Frontier AI Grand Challenge Problems: Grounding Vs Recency In The Hallucination Fight

Kalev Leetaru

4 months ago

As the existential challenges of AI hallucination have become ever more apparent, model vendors have increasingly moved to offer "grounding" services through RAG and open web search offerings. These are touted as a way to reduce model fabrications through providing them authoritative updated information in their context windows under the assumption that hallucination is largely a fault of model knowledgebase holes or datedness (their weights) rather than their outputs (inference). Unfortunately, as we showcased at last year's Web Summit, news coverage creates a unique fracturing point in current large AI models that provokes an intensity of hallucination unlike any other form of content for one critical reason: news is about what's different from the past, while AI models autocomplete based on the very patterns of the past that news deviates from. The result is an existential incompatibility between news and large models that isn't about outdated model weights, but rather endemic to how the models function and their inference stages. Even when handed accurate information about an event in their context window through RAG or search grounding, if an event is "different enough" from the past, large models will still fabricate their outputs.

For example, when martial law was first declared in South Korea in December, when several SOTA models were given the latest updates about the events through RAG, they hallucinated that the events were occurring in a different country, frequently "correcting" the country or head of state to those involved in past declarations of martial law, coups, attempted coups and other similar kinds of state breakdowns. Even given the actual answer in its context window via RAG "grounding", the models still failed because of an existential statistical incapability between the accurate information in their context window and the statistical knowledge encoded in their model weights.

How is this possible? Sadly, there is widespread belief amongst AI developers (and even, unfortunately, some of the research community) that it is not possible for hallucination to occur if the correct information is provided within the context window and that model fabrication is exclusively the fault of outdated model weights (the so-called "knowledge cutoff"). In reality, no matter what is provided in a model's context window, it is still being processed through those same model weights during inference time. If the knowledge encoded in a model's weights is statistically incompatible with the information provided in its context window, it will "correct" that information to match the historical data it was trained on. In other words, it doesn't matter where the input knowledge arrives from (context window vs weights): that information will still be processed through those model weights and the more it deviates from the past, the more the model is likely to hallucinate.

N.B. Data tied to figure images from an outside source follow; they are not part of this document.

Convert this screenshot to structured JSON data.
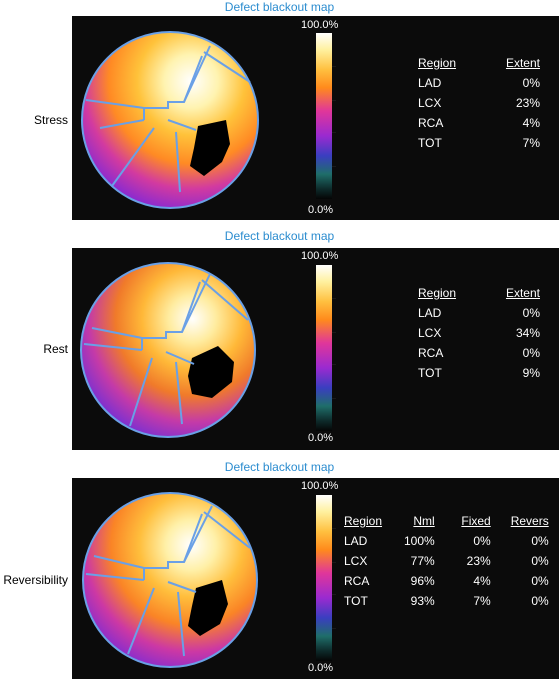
{
  "panels": [
    {
      "title": "Defect blackout map",
      "label": "Stress",
      "scale_max": "100.0%",
      "scale_min": "0.0%",
      "headers": [
        "Region",
        "Extent"
      ],
      "rows": [
        [
          "LAD",
          "0%"
        ],
        [
          "LCX",
          "23%"
        ],
        [
          "RCA",
          "4%"
        ],
        [
          "TOT",
          "7%"
        ]
      ]
    },
    {
      "title": "Defect blackout map",
      "label": "Rest",
      "scale_max": "100.0%",
      "scale_min": "0.0%",
      "headers": [
        "Region",
        "Extent"
      ],
      "rows": [
        [
          "LAD",
          "0%"
        ],
        [
          "LCX",
          "34%"
        ],
        [
          "RCA",
          "0%"
        ],
        [
          "TOT",
          "9%"
        ]
      ]
    },
    {
      "title": "Defect blackout map",
      "label": "Reversibility",
      "scale_max": "100.0%",
      "scale_min": "0.0%",
      "headers": [
        "Region",
        "Nml",
        "Fixed",
        "Revers"
      ],
      "rows": [
        [
          "LAD",
          "100%",
          "0%",
          "0%"
        ],
        [
          "LCX",
          "77%",
          "23%",
          "0%"
        ],
        [
          "RCA",
          "96%",
          "4%",
          "0%"
        ],
        [
          "TOT",
          "93%",
          "7%",
          "0%"
        ]
      ]
    }
  ],
  "colors": {
    "title": "#2b8ccf",
    "panel_bg": "#0b0b0b",
    "defect": "#000000",
    "territory_lines": "#6aa0e6"
  }
}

The reason is that current approaches to "grounding" aren't actually performing what we might think of as "grounding": they don't forcibly connect the model's operation to an authoritative source: they merely provide updated information to the model. In other words, most current "grounding" approaches are actually merely "recency" approaches: they simply provide the model with updated recent information from web search or RAG into the context window and do not otherwise impact the inferencing process.

In contrast, true "grounding" methods impose an evaluation and cost strategy on the inference process that does not allow outputs to be generated that conflict with the inputs by more than a certain threshold. For example, our early work on summarization evaluation was a form of true grounding in that we would run a model multiple times under the hood, compute embeddings over all of the outputs and the original text and select the output that had the lowest semantic difference from the original, refusing to produce output if no summary was within the required semantic distance. We've also explored an array of other forms of grounding, from entity-based (entity extraction is performed on the original text and each model output to ensure the core entities are the same), numeric (numbers must match), geographic (geocoders are run on both texts and weighted bounding boxes must align), tone (multiple dimensions such as affect, imagery level, concreteness, etc), statistical linguistic (alignment of statistically improbable phrases and their equivalents) and clausal/fact/relationship-based (individual "factoids" and relationships are compared across the two texts).

Each has its strengths and weaknesses, but such approaches represent true "post-grounding" in that the output is connected back to the input. What is truly needed, however, is "inference time grounding" in which this process occurs inside the model itself as it performing the inference process.